Teacher,
when you leave, who will see us?
My lovely Anishinabe professor, Vicky, told us a story
of when she was leaving a position some years ago. She worked with children who were deemed challenging. She taught them to dance to her pipes and she let them reveal their beauty in movement. She tapped into their spirit.
She was sharing a teaching from our people
about what children really want – what we all want…to be seen…to be experienced as spirit…to be seen in our
entirety…in all of our sacredness.
One of my other teachers, Gabriel George (grandson of
Chief Dan George), shared a teaching with us too: we are all born with 3 things: character, a gift and a struggle.
We cannot change our character. We are born with it. It is ours.
It is there as a teaching about humility and acceptance. I can’t change your character; you can’t
change my character – we can only learn to accept it.
We are all born with a
gift. It is our main purpose to share
our gift with our community and our family and the world. It is our link from the ancestors – our gift
from all we have become with them and because of them.
We are all born with a
struggle. Our struggle is what we have
left to do…it is another link to our ancestors – the lessons left over. Our struggle is our honour. It makes us more beautiful in the eyes of the
Great Spirit because our desire to live with a good heart and mind puts us in
alignment with the best we are…with our spirit.

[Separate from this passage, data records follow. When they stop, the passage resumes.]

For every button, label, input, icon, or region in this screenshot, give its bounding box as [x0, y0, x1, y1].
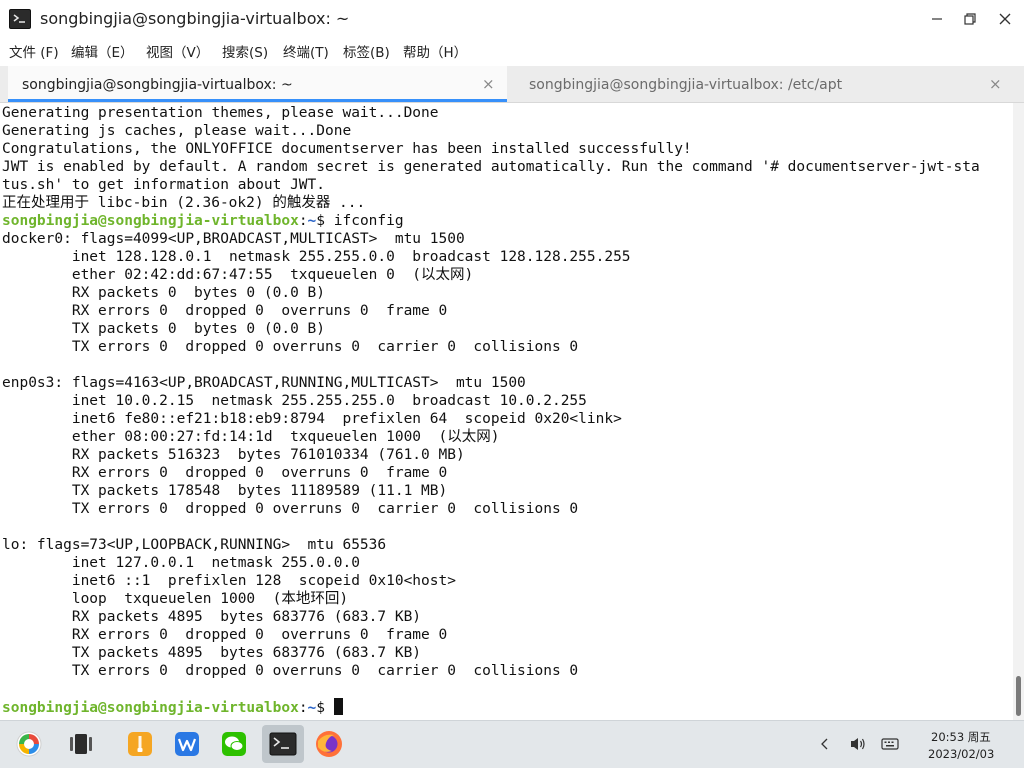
- terminal-line: Congratulations, the ONLYOFFICE document…: [2, 141, 692, 157]
- terminal-line: docker0: flags=4099<UP,BROADCAST,MULTICA…: [2, 231, 465, 247]
- keyboard-icon: [881, 738, 899, 750]
- terminal-line: TX packets 0 bytes 0 (0.0 B): [2, 321, 326, 337]
- terminal-command: ifconfig: [333, 213, 404, 229]
- terminal-line: 正在处理用于 libc-bin (2.36-ok2) 的触发器 ...: [2, 195, 366, 211]
- menu-bar: 文件 (F) 编辑（E） 视图（V） 搜索(S) 终端(T) 标签(B) 帮助（…: [0, 40, 1024, 66]
- clock-time[interactable]: 20:53 周五: [931, 730, 991, 744]
- terminal-taskbar-button[interactable]: [262, 725, 304, 763]
- prompt-path: ~: [307, 213, 317, 229]
- wps-office-button[interactable]: [169, 726, 205, 762]
- multitask-view-button[interactable]: [63, 726, 99, 762]
- terminal-line: RX errors 0 dropped 0 overruns 0 frame 0: [2, 465, 448, 481]
- terminal-line: JWT is enabled by default. A random secr…: [2, 159, 980, 175]
- prompt-symbol: $: [316, 213, 334, 229]
- terminal-prompt-line: songbingjia@songbingjia-virtualbox:~$ if…: [2, 213, 404, 229]
- chevron-left-icon: [821, 738, 828, 750]
- prompt-path: ~: [307, 700, 317, 716]
- terminal-line: ether 02:42:dd:67:47:55 txqueuelen 0 (以太…: [2, 267, 474, 283]
- firefox-button[interactable]: [311, 726, 347, 762]
- tab-etc-apt-close-icon[interactable]: ×: [989, 75, 1002, 93]
- terminal-app-icon: [9, 9, 31, 29]
- terminal-line: inet 128.128.0.1 netmask 255.255.0.0 bro…: [2, 249, 631, 265]
- tray-expand-button[interactable]: [814, 726, 836, 762]
- menu-search[interactable]: 搜索(S): [222, 44, 268, 62]
- scrollbar-track[interactable]: [1013, 103, 1024, 720]
- terminal-line: RX packets 516323 bytes 761010334 (761.0…: [2, 447, 465, 463]
- tab-home[interactable]: songbingjia@songbingjia-virtualbox: ~ ×: [8, 66, 507, 102]
- terminal-line: RX errors 0 dropped 0 overruns 0 frame 0: [2, 627, 448, 643]
- window-title: songbingjia@songbingjia-virtualbox: ~: [40, 9, 350, 28]
- scrollbar-thumb[interactable]: [1016, 676, 1021, 716]
- tab-etc-apt[interactable]: songbingjia@songbingjia-virtualbox: /etc…: [507, 66, 1016, 102]
- terminal-line: TX packets 4895 bytes 683776 (683.7 KB): [2, 645, 422, 661]
- terminal-line: RX errors 0 dropped 0 overruns 0 frame 0: [2, 303, 448, 319]
- terminal-line: TX errors 0 dropped 0 overruns 0 carrier…: [2, 339, 579, 355]
- volume-icon: [851, 738, 865, 750]
- wechat-button[interactable]: [216, 726, 252, 762]
- terminal-prompt-line: songbingjia@songbingjia-virtualbox:~$: [2, 698, 343, 716]
- wechat-icon: [222, 732, 246, 756]
- start-menu-icon: [16, 731, 42, 757]
- menu-edit[interactable]: 编辑（E）: [71, 44, 134, 62]
- close-button[interactable]: [996, 10, 1014, 28]
- restore-icon: [964, 13, 976, 25]
- terminal-line: inet6 ::1 prefixlen 128 scopeid 0x10<hos…: [2, 573, 456, 589]
- menu-file[interactable]: 文件 (F): [9, 44, 59, 62]
- tab-home-close-icon[interactable]: ×: [482, 75, 495, 93]
- terminal-line: TX errors 0 dropped 0 overruns 0 carrier…: [2, 501, 579, 517]
- title-bar: songbingjia@songbingjia-virtualbox: ~: [0, 0, 1024, 40]
- prompt-user: songbingjia@songbingjia-virtualbox: [2, 700, 299, 716]
- tab-home-label: songbingjia@songbingjia-virtualbox: ~: [22, 77, 293, 93]
- clock-date[interactable]: 2023/02/03: [928, 747, 994, 761]
- close-icon: [999, 13, 1011, 25]
- wps-office-icon: [175, 732, 199, 756]
- terminal-line: Generating presentation themes, please w…: [2, 105, 439, 121]
- terminal-line: TX packets 178548 bytes 11189589 (11.1 M…: [2, 483, 448, 499]
- menu-help[interactable]: 帮助（H）: [403, 44, 467, 62]
- terminal-line: loop txqueuelen 1000 (本地环回): [2, 591, 349, 607]
- terminal-line: inet6 fe80::ef21:b18:eb9:8794 prefixlen …: [2, 411, 622, 427]
- firefox-icon: [316, 731, 342, 757]
- menu-view[interactable]: 视图（V）: [146, 44, 209, 62]
- restore-button[interactable]: [961, 10, 979, 28]
- tab-bar: songbingjia@songbingjia-virtualbox: ~ × …: [0, 66, 1024, 103]
- terminal-line: lo: flags=73<UP,LOOPBACK,RUNNING> mtu 65…: [2, 537, 387, 553]
- minimize-button[interactable]: [928, 10, 946, 28]
- terminal-line: inet 10.0.2.15 netmask 255.255.255.0 bro…: [2, 393, 587, 409]
- menu-terminal[interactable]: 终端(T): [283, 44, 329, 62]
- file-manager-icon: [128, 732, 152, 756]
- terminal-cursor: [333, 698, 343, 715]
- terminal-line: inet 127.0.0.1 netmask 255.0.0.0: [2, 555, 360, 571]
- terminal-line: enp0s3: flags=4163<UP,BROADCAST,RUNNING,…: [2, 375, 526, 391]
- terminal-line: RX packets 4895 bytes 683776 (683.7 KB): [2, 609, 422, 625]
- prompt-user: songbingjia@songbingjia-virtualbox: [2, 213, 299, 229]
- start-menu-button[interactable]: [11, 726, 47, 762]
- tab-etc-apt-label: songbingjia@songbingjia-virtualbox: /etc…: [529, 77, 843, 93]
- multitask-view-icon: [70, 734, 92, 754]
- prompt-symbol: $: [316, 700, 334, 716]
- taskbar: 20:53 周五 2023/02/03: [0, 720, 1024, 768]
- terminal-icon: [269, 732, 297, 756]
- terminal-line: ether 08:00:27:fd:14:1d txqueuelen 1000 …: [2, 429, 500, 445]
- menu-tabs[interactable]: 标签(B): [343, 44, 390, 62]
- volume-button[interactable]: [846, 726, 870, 762]
- terminal-line: TX errors 0 dropped 0 overruns 0 carrier…: [2, 663, 579, 679]
- terminal-output[interactable]: Generating presentation themes, please w…: [0, 103, 1013, 720]
- minimize-icon: [932, 18, 942, 20]
- terminal-line: RX packets 0 bytes 0 (0.0 B): [2, 285, 326, 301]
- terminal-line: Generating js caches, please wait...Done: [2, 123, 352, 139]
- keyboard-button[interactable]: [878, 726, 902, 762]
- terminal-line: tus.sh' to get information about JWT.: [2, 177, 326, 193]
- file-manager-button[interactable]: [122, 726, 158, 762]
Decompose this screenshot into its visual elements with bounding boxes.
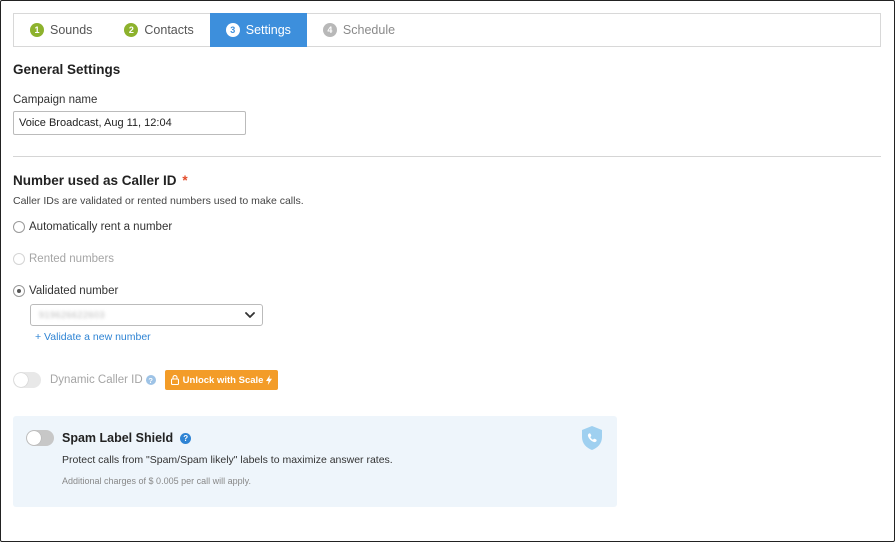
radio-rented-numbers: Rented numbers bbox=[13, 253, 114, 265]
radio-label: Validated number bbox=[29, 285, 119, 297]
validated-number-select[interactable]: 919626622603 bbox=[30, 304, 263, 326]
unlock-button-label: Unlock with Scale bbox=[182, 374, 264, 386]
radio-label: Rented numbers bbox=[29, 253, 115, 265]
caller-id-heading-text: Number used as Caller ID bbox=[13, 173, 177, 188]
lock-icon bbox=[170, 375, 179, 385]
tab-label: Settings bbox=[245, 23, 291, 37]
step-number-badge: 3 bbox=[225, 23, 240, 37]
spam-shield-toggle[interactable] bbox=[26, 430, 54, 446]
campaign-name-input[interactable] bbox=[13, 111, 246, 135]
dynamic-caller-id-label: Dynamic Caller ID bbox=[50, 374, 143, 386]
radio-button[interactable] bbox=[13, 285, 25, 297]
tab-schedule[interactable]: 4 Schedule bbox=[307, 14, 411, 46]
tab-sounds[interactable]: 1 Sounds bbox=[14, 14, 108, 46]
help-icon[interactable]: ? bbox=[145, 375, 156, 385]
unlock-with-scale-button[interactable]: Unlock with Scale bbox=[164, 370, 279, 390]
tab-settings[interactable]: 3 Settings bbox=[209, 13, 307, 47]
spam-shield-charges-note: Additional charges of $ 0.005 per call w… bbox=[62, 476, 251, 486]
dynamic-caller-id-row: Dynamic Caller ID ? Unlock with Scale bbox=[13, 370, 279, 390]
tab-label: Contacts bbox=[144, 23, 194, 37]
spam-label-shield-panel: Spam Label Shield ? Protect calls from "… bbox=[13, 416, 617, 507]
step-number-badge: 2 bbox=[124, 23, 139, 37]
validate-new-number-link[interactable]: + Validate a new number bbox=[35, 331, 151, 343]
dynamic-caller-id-toggle[interactable] bbox=[13, 372, 41, 388]
radio-validated-number[interactable]: Validated number bbox=[13, 285, 118, 297]
chevron-down-icon bbox=[245, 312, 255, 318]
step-number-badge: 4 bbox=[322, 23, 337, 37]
lightning-icon bbox=[266, 375, 273, 385]
help-icon[interactable]: ? bbox=[180, 432, 192, 444]
spam-shield-description: Protect calls from "Spam/Spam likely" la… bbox=[62, 454, 393, 466]
step-number-badge: 1 bbox=[30, 23, 44, 37]
radio-button[interactable] bbox=[13, 221, 25, 233]
tab-label: Sounds bbox=[50, 23, 93, 37]
required-asterisk: * bbox=[182, 173, 188, 188]
caller-id-description: Caller IDs are validated or rented numbe… bbox=[13, 195, 304, 207]
radio-button bbox=[13, 253, 25, 265]
general-settings-heading: General Settings bbox=[13, 62, 121, 77]
spam-shield-title-text: Spam Label Shield bbox=[62, 431, 174, 445]
caller-id-heading: Number used as Caller ID * bbox=[13, 173, 188, 188]
tab-label: Schedule bbox=[342, 23, 396, 37]
tab-contacts[interactable]: 2 Contacts bbox=[108, 14, 209, 46]
section-divider bbox=[13, 156, 881, 157]
shield-phone-icon bbox=[582, 426, 602, 450]
spam-shield-title: Spam Label Shield ? bbox=[62, 431, 192, 445]
wizard-tabs: 1 Sounds 2 Contacts 3 Settings 4 Schedul… bbox=[13, 13, 881, 47]
selected-number-value: 919626622603 bbox=[39, 310, 106, 320]
radio-auto-rent[interactable]: Automatically rent a number bbox=[13, 221, 172, 233]
campaign-name-label: Campaign name bbox=[13, 94, 98, 106]
radio-label: Automatically rent a number bbox=[29, 221, 173, 233]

Our job, as teachers, as adults, is to see the spirit
in the child and to make it strong – to help them make it strong…to figure it
out…so they bring their gifts to our families and communities. To let children feel that we see them...we "get" them and who they are is a profoundly necessary piece of our community, our family.
Our job is to find our own spirit, to honour it,
and to let it make the world better for having been in it.
We love Gord Downie because he saw us. He saw us – in our gifts and our struggles as
Canadians and he used his gifts to make us better…to show us our beauty.
To show us where we hurt each other.
Secret
Path
was the last thing he did - his parting
gift…a loving honouring of a little boy who only wanted to be seen.
Gord saw him.
And now Chanie sees Gord, too.
Bless you, Gord Downie. Bless you and thank you, from the bottom of
this broken poets broken heart for sharing your gifts. From one Starchild to another, thank you,
thank you
thank you.
Teacher, when you leave, who will see us?